Мой бред осуществился: я владел женщиной. Я сам себе показался другим и мое ощущение жизни было новым. Ни одной строчки не вписал я больше в «Желтую книгу», потому что женщина-реальность вытеснила бред и страстную мечту. Ее сильное длинное тело богини-охотницы, мускулистое и по-мужски порывистое, открыло мне глаза на истинный мир отношений. Я изведал новое чувство наготы, лишенное яростного сладострастия: наоборот, какая-то грустная тайна кровной плотской близости заставила смотреть на наготу с непонятным состраданием и даже грустью.
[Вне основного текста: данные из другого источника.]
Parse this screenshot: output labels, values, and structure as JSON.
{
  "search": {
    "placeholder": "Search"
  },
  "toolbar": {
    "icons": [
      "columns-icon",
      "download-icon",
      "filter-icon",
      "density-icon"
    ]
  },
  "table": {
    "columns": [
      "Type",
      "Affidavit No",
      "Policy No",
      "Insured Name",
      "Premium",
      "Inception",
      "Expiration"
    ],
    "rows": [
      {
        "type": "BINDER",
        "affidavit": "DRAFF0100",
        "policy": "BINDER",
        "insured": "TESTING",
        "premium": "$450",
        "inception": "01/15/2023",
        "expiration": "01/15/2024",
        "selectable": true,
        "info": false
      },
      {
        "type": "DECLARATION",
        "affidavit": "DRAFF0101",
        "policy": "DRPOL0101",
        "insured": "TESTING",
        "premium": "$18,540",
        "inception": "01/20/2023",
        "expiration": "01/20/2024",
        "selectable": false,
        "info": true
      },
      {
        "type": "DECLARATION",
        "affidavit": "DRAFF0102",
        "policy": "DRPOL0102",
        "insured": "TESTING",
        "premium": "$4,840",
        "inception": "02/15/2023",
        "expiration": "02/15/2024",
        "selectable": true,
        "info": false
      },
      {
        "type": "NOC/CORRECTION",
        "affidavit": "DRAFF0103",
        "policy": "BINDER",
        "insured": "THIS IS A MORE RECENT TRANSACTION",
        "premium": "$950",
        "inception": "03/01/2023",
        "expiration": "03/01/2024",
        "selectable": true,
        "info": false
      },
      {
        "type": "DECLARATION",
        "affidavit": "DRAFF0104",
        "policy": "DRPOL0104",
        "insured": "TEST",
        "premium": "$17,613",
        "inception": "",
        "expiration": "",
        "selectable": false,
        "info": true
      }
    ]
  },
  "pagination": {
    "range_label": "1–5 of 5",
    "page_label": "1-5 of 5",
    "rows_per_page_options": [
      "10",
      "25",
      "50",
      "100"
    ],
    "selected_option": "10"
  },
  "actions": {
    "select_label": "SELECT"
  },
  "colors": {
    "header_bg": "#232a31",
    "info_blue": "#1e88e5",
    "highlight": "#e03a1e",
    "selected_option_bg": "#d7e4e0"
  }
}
Я чувствовал себя первым Адамом, склоняющимся на земле к его Еве среди всего непонятного в первосозданном мире.
Я отрывался от нее, исполненный какой-то грусти. Я сам не совсем понимал себя в эти моменты; но меня с силой непреодолимой тянуло всегда после вспышки поцелуев и ласк к молчаливому, смутному созерцанию жизни здесь же — у края ее плотской силы, ее кипения. Мне хотелось подлинным образом ощутить мир, как пустыню Божию, вдвоем, в неведомых и длительных пустынных скитаниях. Я замирал в тоске, в прислушивании, в каком-то сомнамбулическом состоянии… Мне казалось, что я открываю в эти моменты внутренний слух и напрягаю духовное зрение.
С раннего детства знакомая мне меланхолия, острая и почти сладострастная, разрасталась. В такие моменты я не чувствовал никого, кроме себя; с упоением предавался я ей. Я становился чужим, далеким женщине, которая была со мной.
— Ты — еж, улитка, — говорила мне Иза, — ты ускользаешь от меня, вбираешься в свою раковину.